Corey: Yeah, we'll be filming as much as we can while we're there. Hopefully someone enjoys our sense of humor as much as we do.
What else are you going to do in Baltimore? What places are your regular hang-outs?
Corey: Sadly, our favorite bar, Friends, just closed down. I'm guessing we'll be around Duda's more often now, as long as they keep Resurrection on tap. Isabella's is our favorite place to get lunch, and Hot Tomatoes is great after a night out. Or Blue Moon Cafe. We always end up spending too much at Soundgarden too. Fell's Point is such a cool part of town. It's a big part of why we love recording in Baltimore.
Amen to that. So, you guys did an Analog Rebellion cover in your down time. What brought this on?
Corey: We toured with Dan back in 2008 and we kept in touch after. We had a similar situation going on, writing a new record without the support of a label, and we were sending stuff back and forth for about a year. We just really enjoy his new material as Analog Rebellion and thought it would be fun to cover one of his songs one night. I'd like that to be an on going trend between us and other bands.
What other bands do you want to cover?
Corey: That's a tough question because there are certain bands that you try covering that just piss people off. I covered Brand New at a solo show I played once, and I've had kids come up to me at shows and tell me to never pull that shit again. It's not like we were covering Queen or anything.
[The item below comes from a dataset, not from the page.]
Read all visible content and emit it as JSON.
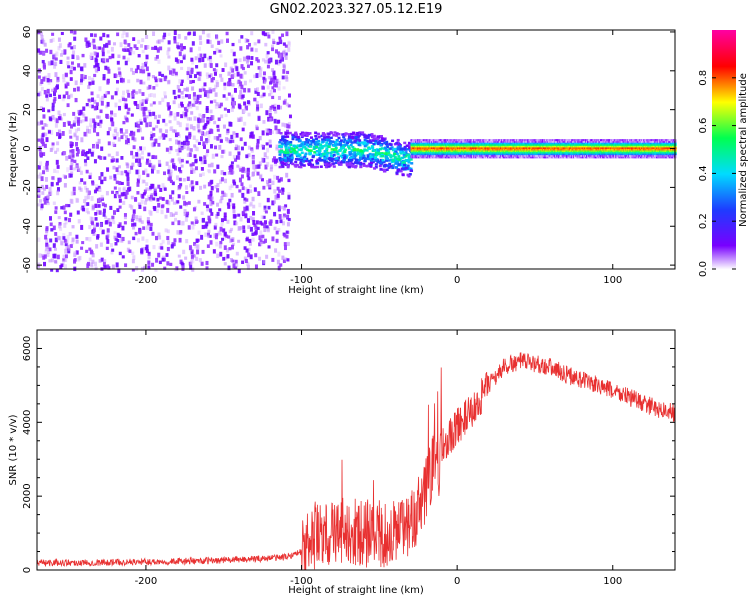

We would never cover Queen ever.
So now that the news is out, we can all breath easier. And I assume that a weight has been taken off your shoulders too. Is there anything you want to say to your fans?
Corey: Thanks for being so patient with us so we could make the album the right way. Sorry it took so long and for keeping everyone in the dark.
Wonderful, thank you Corey for the inside info and most importantly, sticking around!